Hadoop as an ecosystem has evolved and garnered by many enterprises for solving their Big Data needs. However with current set of development tools, making Hadoop run and able to get what user wants is not a trivial task. In one hand there are many start-ups making Hadoop real time and more suitable for real time query processing while others making the entire ecosystem more simple to use. Hadoop is not a platform for only querying data. It also helps in solving a diverse set of use cases from log processing to genome analysis. The Hadoop ecosystem is fairly complex and getting matured to execute a wide variety of problems. So beyond real time queries Hadoop can be implemented to solve many different Big Data needs and all of them need a fairly simple development environment to get started with Hadoop. MortarData is one such start-up trying to ease the entire Hadoop development by many folds.
MortarData CEO K Yung and his team working on this technology for a while and their simple USP is “Getting ready with Hadoop in one hour”. Mortar launched Hadoop platform as service on Amazon. Amazon also has Amazon elastic MapReduce which is more a general platform for Hadoop compared to what Mortar is trying to achieve. Mortar on other hand built a Hadoop infrastructure which can run using simple Python or PIG scripts. Mortar also provides features to share public datasets and codes for analysis to every one for to get started easily. Any one is interested to share their public data set and code for analysis large scale data sets can share using Github. It also provides other database storage support like Amazon S3 and MongoDB other than HDFS. The data can be populated from these external databases to HDFS to run the MapReduce as when it required. The platform allows users to install python based analytical tools like NumPy, SciPy an NLTK. According to Yung there will be more Tools will be added to the platform as we progress.

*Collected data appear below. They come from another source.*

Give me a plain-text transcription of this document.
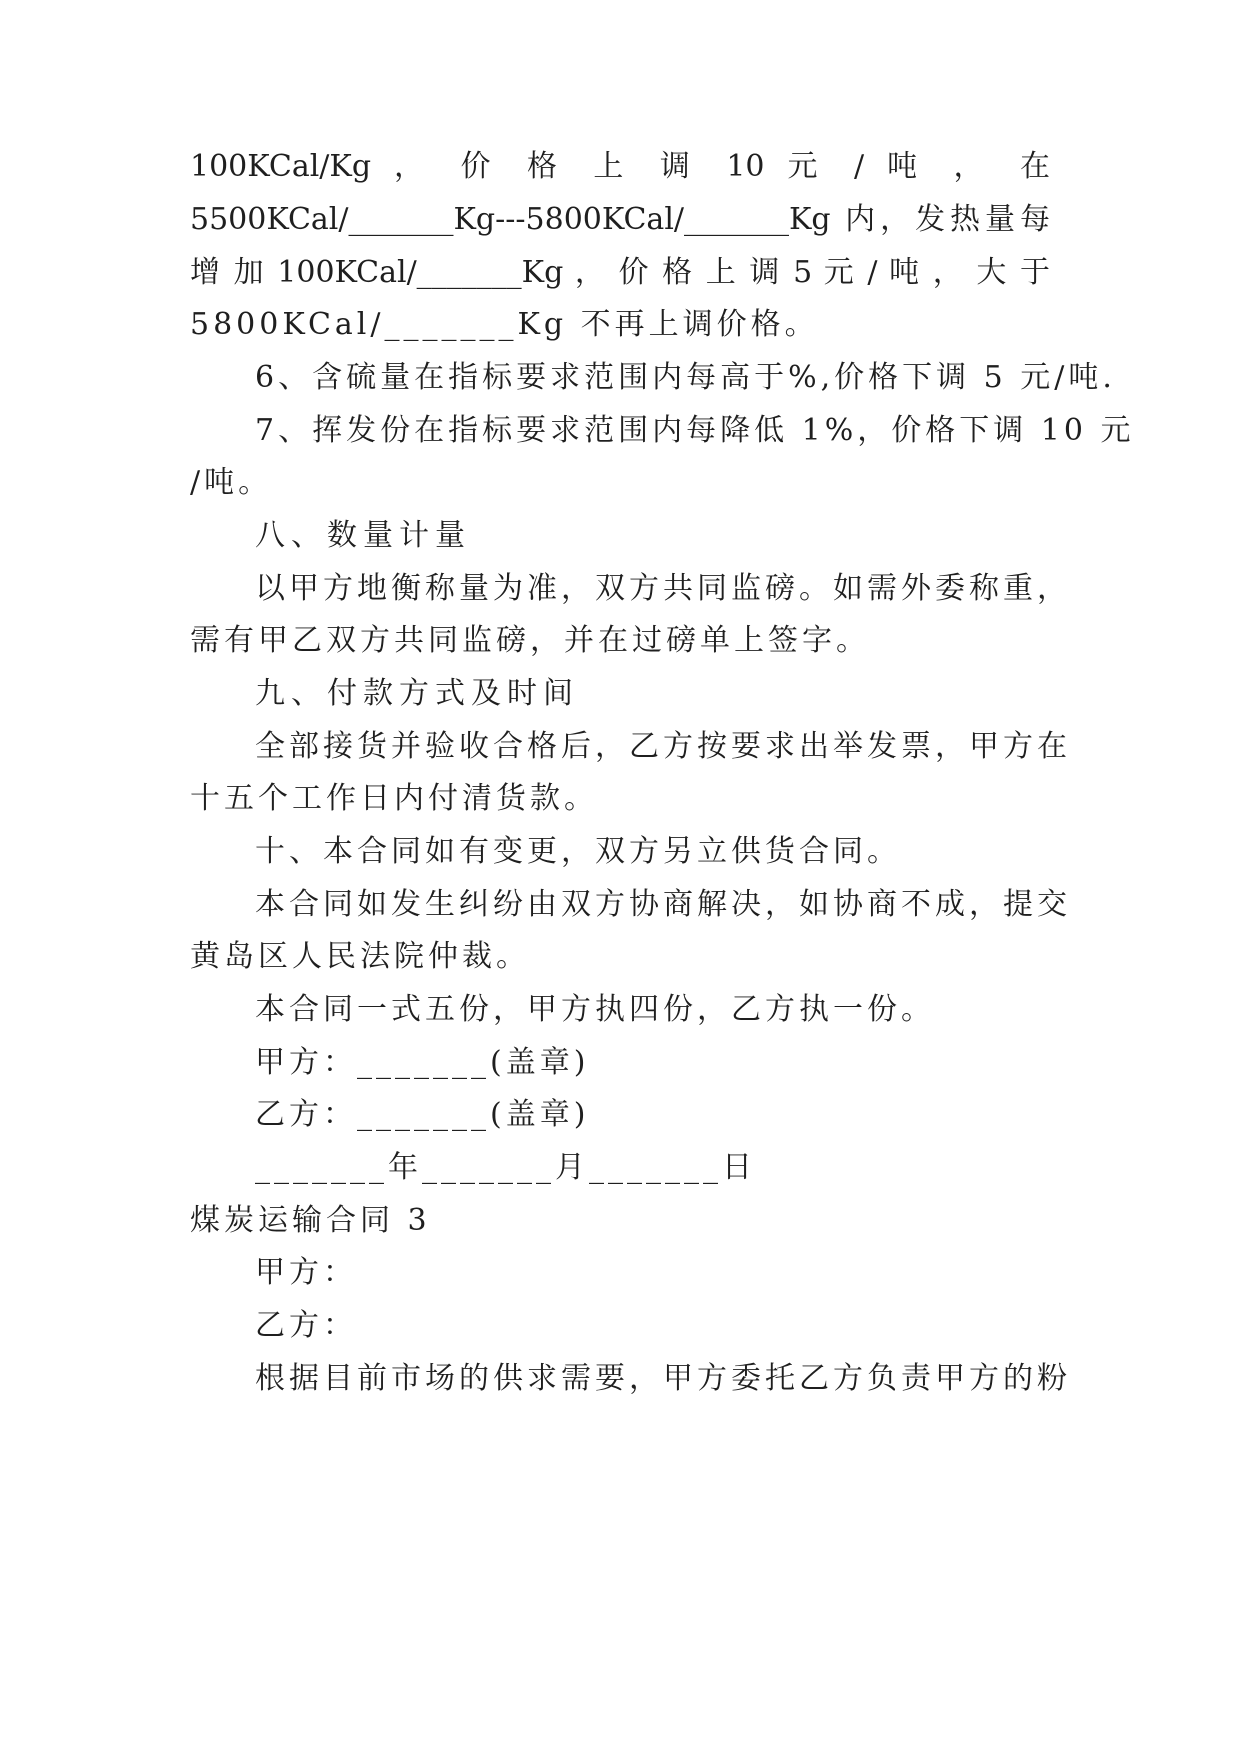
100KCal/Kg ， 价 格 上 调 10 元 / 吨 ， 在
5500KCal/_______Kg---5800KCal/_______Kg 内，发热量每
增 加 100KCal/_______Kg ， 价 格 上 调 5 元 / 吨 ， 大 于
5800KCal/_______Kg 不再上调价格。
6、含硫量在指标要求范围内每高于%,价格下调 5 元/吨.
7、挥发份在指标要求范围内每降低 1%，价格下调 10 元
/吨。
八、数量计量
以甲方地衡称量为准，双方共同监磅。如需外委称重，
需有甲乙双方共同监磅，并在过磅单上签字。
九、付款方式及时间
全部接货并验收合格后，乙方按要求出举发票，甲方在
十五个工作日内付清货款。
十、本合同如有变更，双方另立供货合同。
本合同如发生纠纷由双方协商解决，如协商不成，提交
黄岛区人民法院仲裁。
本合同一式五份，甲方执四份，乙方执一份。
甲方：_______(盖章)
乙方：_______(盖章)
_______年_______月_______日
煤炭运输合同 3
甲方：
乙方：
根据目前市场的供求需要，甲方委托乙方负责甲方的粉
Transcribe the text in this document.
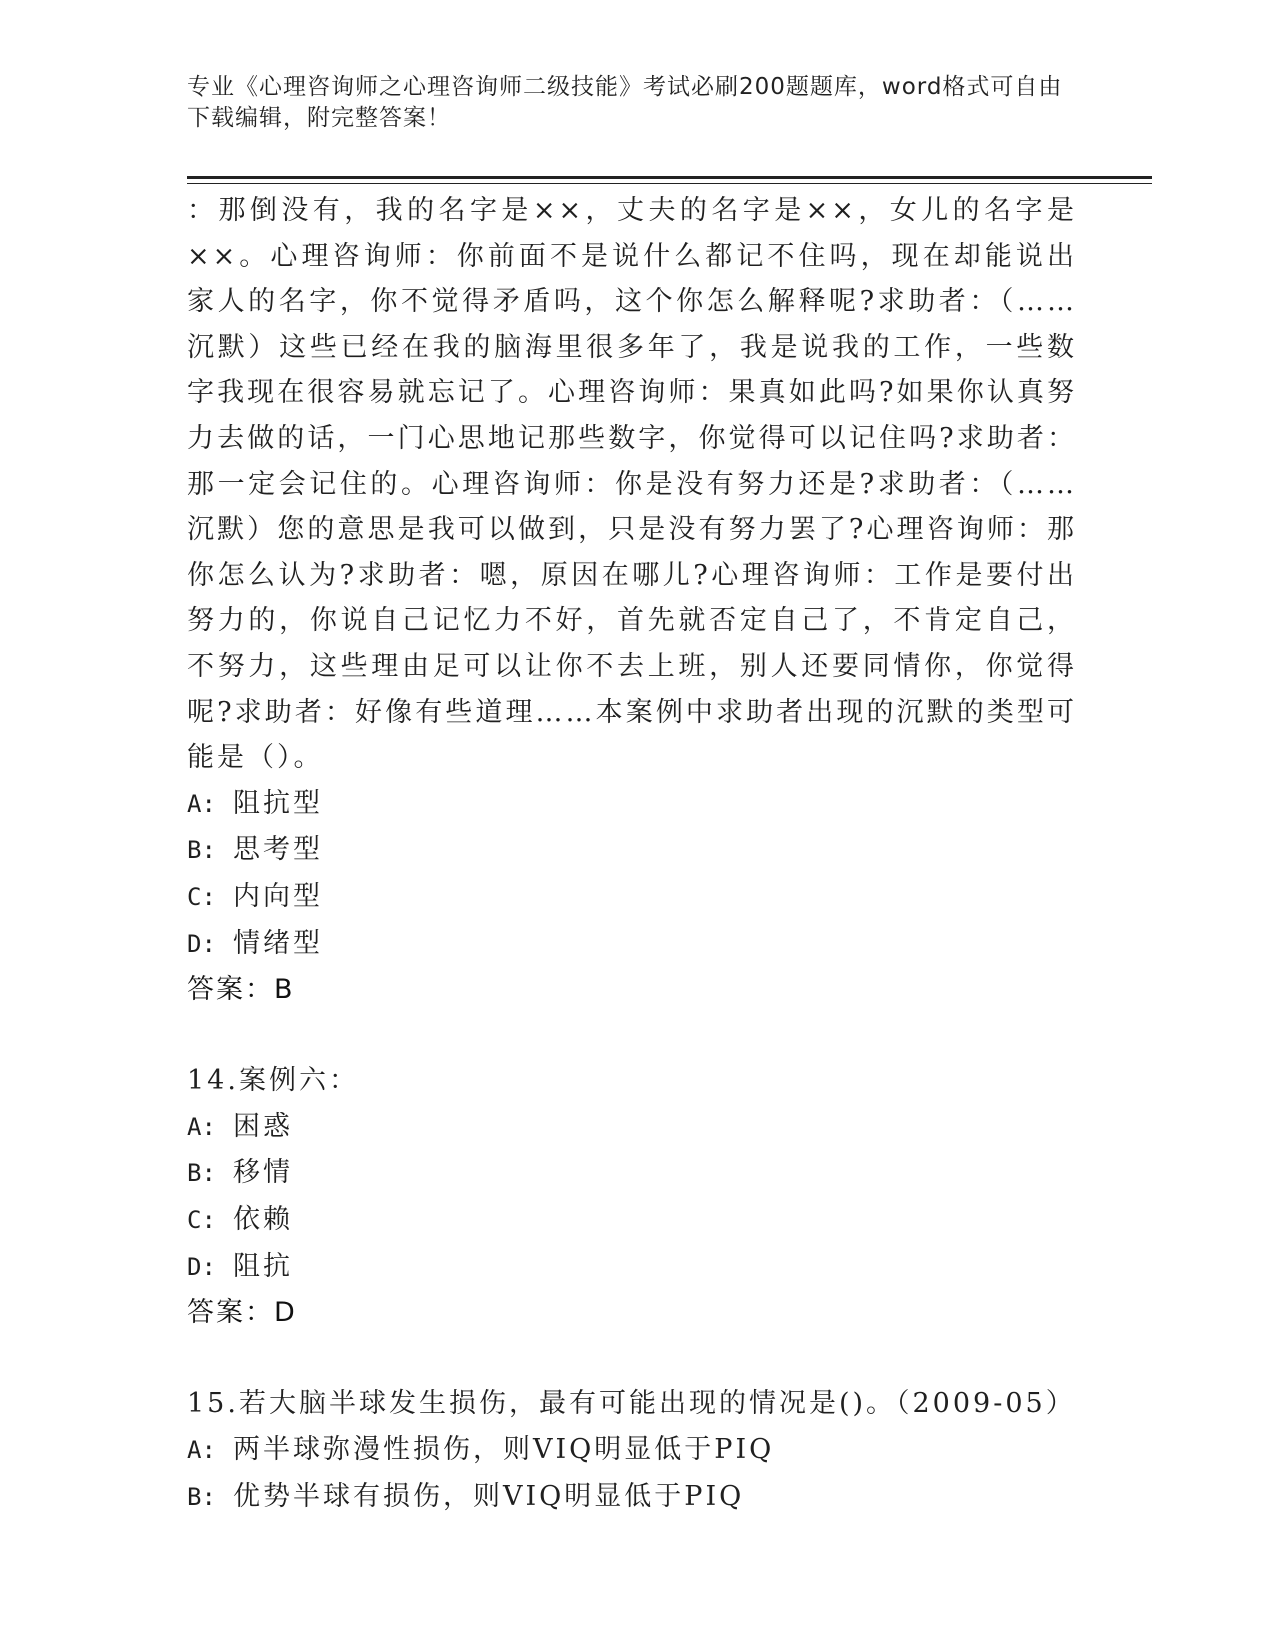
专业《心理咨询师之心理咨询师二级技能》考试必刷200题题库，word格式可自由下载编辑，附完整答案！

：那倒没有，我的名字是××，丈夫的名字是××，女儿的名字是××。心理咨询师：你前面不是说什么都记不住吗，现在却能说出家人的名字，你不觉得矛盾吗，这个你怎么解释呢?求助者：（……沉默）这些已经在我的脑海里很多年了，我是说我的工作，一些数字我现在很容易就忘记了。心理咨询师：果真如此吗?如果你认真努力去做的话，一门心思地记那些数字，你觉得可以记住吗?求助者：那一定会记住的。心理咨询师：你是没有努力还是?求助者：（……沉默）您的意思是我可以做到，只是没有努力罢了?心理咨询师：那你怎么认为?求助者：嗯，原因在哪儿?心理咨询师：工作是要付出努力的，你说自己记忆力不好，首先就否定自己了，不肯定自己，不努力，这些理由足可以让你不去上班，别人还要同情你，你觉得呢?求助者：好像有些道理……本案例中求助者出现的沉默的类型可能是（）。

A: 阻抗型
B: 思考型
C: 内向型
D: 情绪型

答案：B

14.案例六：

A: 困惑
B: 移情
C: 依赖
D: 阻抗

答案：D

15.若大脑半球发生损伤，最有可能出现的情况是()。（2009-05）

A: 两半球弥漫性损伤，则VIQ明显低于PIQ
B: 优势半球有损伤，则VIQ明显低于PIQ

I think more and more people will use these kinds of platforms as it really removes the whole Hadoop installation process and managing Hadoop cluster which is by itself a complex process. However, simple development environments are not big differentiator, these companies need to focus on how to do auto scaling, and other ways to minimize the cost of running Hadoop clusters based on their past workloads. Other areas could be more simple diagnostic and management tools to help the debug process fairly simple and trivial. Allowing, important ecosystem libraries to be pre-configured compared to do a manual installation. These are the couple of core areas where I think most of work will be done in future.